Luckily, there are tools to automate browser interactions. Playwright is a library available in many languages, but we'll use it with Python.
pip
(Python package manager) to the latest version:
python -m pip install --user --upgrade pip
playright
python -m pip install --user playwright
python -m playwright install chromium
python -m playwright open 'https://www.macrotrends.net/1476/copper-prices-historical-chart-data'
A browser window should pop up. Change the Target to python and click Record button in Playwright inspector window.
Then do what you need to do to click & download the file from the page.
Playwright will generate some code for us.
Stop recording and copy the script.
from playwright.sync_api import sync_playwright
with sync_playwright() as p:
with p.chromium.launch(headless=False) as browser:
page = browser.new_page(accept_downloads=True)
page.goto('https://www.macrotrends.net/1476/copper-prices-historical-chart-data')
# paste the script here
In my runs, playwright generated this script for me:
# Click button:has-text("Download Historical Data")
with page.expect_download() as download_info:
page.frame(name="chart_iframe").click("button:has-text(\"Download Historical Data\")")
Combining both and adding the code to save the file, we have:
from playwright.sync_api import sync_playwright
with sync_playwright() as p:
print('launching the browser')
with p.chromium.launch(headless=False) as browser:
page = browser.new_page(accept_downloads=True)
print('visiting the page')
page.goto('https://www.macrotrends.net/1476/copper-prices-historical-chart-data')
print('clicking download button')
# Click button:has-text("Download Historical Data")
with page.expect_download() as download_info:
page.frame(name="chart_iframe").click("button:has-text(\"Download Historical Data\")")
download = download_info.value
print('saving the file')
download.save_as('prices.csv')
One important point you should look out for is that Python is a whitespace-sensitive language, meaning you have to align the code indentation properly to make it run.

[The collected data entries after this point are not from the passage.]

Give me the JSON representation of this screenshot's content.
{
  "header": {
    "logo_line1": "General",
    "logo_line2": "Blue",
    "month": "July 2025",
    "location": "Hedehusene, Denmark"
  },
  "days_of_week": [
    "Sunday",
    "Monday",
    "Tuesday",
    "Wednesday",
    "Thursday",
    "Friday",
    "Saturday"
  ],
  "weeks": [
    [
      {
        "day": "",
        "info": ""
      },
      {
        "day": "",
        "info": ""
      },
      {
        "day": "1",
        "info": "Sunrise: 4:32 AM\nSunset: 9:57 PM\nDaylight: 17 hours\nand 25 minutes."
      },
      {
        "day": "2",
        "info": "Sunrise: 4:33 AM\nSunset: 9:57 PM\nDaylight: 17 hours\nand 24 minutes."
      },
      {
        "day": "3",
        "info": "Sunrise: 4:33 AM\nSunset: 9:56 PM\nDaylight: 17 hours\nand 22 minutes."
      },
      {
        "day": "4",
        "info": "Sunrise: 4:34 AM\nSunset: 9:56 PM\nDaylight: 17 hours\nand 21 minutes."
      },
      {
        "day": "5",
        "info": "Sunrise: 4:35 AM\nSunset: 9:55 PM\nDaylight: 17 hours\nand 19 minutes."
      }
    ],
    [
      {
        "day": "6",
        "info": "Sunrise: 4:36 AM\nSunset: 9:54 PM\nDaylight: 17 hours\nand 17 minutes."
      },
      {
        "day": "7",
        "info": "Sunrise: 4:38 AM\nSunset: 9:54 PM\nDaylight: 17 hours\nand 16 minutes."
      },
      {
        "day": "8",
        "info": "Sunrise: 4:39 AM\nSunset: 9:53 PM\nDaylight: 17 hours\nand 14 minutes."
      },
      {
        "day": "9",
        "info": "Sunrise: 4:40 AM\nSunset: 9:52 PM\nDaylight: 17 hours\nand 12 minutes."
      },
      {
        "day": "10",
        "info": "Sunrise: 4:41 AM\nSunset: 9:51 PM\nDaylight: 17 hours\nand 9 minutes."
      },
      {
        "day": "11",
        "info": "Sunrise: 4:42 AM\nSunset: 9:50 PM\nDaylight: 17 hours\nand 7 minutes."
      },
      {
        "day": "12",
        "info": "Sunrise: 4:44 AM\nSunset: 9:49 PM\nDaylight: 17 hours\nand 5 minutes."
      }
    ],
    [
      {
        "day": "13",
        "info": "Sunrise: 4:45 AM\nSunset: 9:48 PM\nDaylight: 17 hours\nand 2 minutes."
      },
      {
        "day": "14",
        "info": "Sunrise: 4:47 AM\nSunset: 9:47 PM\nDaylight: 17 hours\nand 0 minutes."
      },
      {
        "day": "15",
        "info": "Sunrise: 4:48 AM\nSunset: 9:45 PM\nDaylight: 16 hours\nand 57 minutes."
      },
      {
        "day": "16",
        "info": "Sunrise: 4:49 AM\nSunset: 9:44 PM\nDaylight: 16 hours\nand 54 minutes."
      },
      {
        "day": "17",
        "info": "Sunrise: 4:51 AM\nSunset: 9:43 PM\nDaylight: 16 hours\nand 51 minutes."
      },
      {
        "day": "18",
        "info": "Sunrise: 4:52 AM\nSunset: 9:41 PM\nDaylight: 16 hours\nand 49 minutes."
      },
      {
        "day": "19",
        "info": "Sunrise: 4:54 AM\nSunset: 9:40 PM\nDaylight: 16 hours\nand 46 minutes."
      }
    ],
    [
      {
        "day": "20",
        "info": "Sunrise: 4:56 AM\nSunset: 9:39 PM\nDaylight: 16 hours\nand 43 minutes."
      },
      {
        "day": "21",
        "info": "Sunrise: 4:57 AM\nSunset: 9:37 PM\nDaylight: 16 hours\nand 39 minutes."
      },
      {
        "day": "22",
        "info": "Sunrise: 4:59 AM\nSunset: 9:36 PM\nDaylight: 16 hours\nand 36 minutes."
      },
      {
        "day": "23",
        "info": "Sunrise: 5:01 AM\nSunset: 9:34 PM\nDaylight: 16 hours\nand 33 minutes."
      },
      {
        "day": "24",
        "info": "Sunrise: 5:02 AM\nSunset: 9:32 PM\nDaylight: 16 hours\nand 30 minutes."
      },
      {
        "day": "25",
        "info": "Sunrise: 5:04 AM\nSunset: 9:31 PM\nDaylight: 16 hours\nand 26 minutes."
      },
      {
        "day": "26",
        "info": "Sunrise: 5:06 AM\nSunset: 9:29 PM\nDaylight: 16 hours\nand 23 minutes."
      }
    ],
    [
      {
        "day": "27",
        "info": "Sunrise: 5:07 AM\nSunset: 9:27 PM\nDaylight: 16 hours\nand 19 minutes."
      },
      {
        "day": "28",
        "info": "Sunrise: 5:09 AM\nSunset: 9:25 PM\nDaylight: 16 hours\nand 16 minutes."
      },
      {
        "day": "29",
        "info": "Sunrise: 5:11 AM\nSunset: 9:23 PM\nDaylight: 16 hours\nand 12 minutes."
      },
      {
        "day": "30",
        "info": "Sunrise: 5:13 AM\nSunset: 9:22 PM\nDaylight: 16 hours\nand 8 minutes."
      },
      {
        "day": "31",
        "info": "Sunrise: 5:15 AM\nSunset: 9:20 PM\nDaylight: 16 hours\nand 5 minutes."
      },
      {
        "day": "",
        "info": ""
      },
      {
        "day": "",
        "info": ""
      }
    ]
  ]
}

Save this file as download_copper_prices.py
, and when we run the script,
python download_copper_prices.py
A browser should pop up, visit the page, download and save the prices as prices.csv
in the working directory.
[^1]: Actually, we can scrape the prices right off the page, as they're serialized as JSON. With a bit of regex, we can extract the JSON from the HTML. But that solution seemed to me a bit too job-specific, so I opted for a more hands-on solution that he can apply for other occasions. Scripting browser interactions is an important tool every power user should learn.
That said, I'm not knowledgeable in AutoIt, but assuming it has capable Regex tools, it's entirely possible to achieve the same result in AutoIt by downloading the HTML of the URL that the iframe points to (https://www.macrotrends.net/assets/php/chart_iframe_comp.php?id=1476&url=copper-prices-historical-chart-data
) then using this regex to extract the JSON:
var originalData = (.*);
Running this code on the browser console returns an array of 15k+ entries:
JSON.parse(document.body.innerHTML.match('var originalData = (.*);')[1])
consisting of date and closing prices:
[{
"date": "1959-07-02",
"close": "0.2930"
}, {...}, ...]
Then it should be easy to convert this JSON to CSV.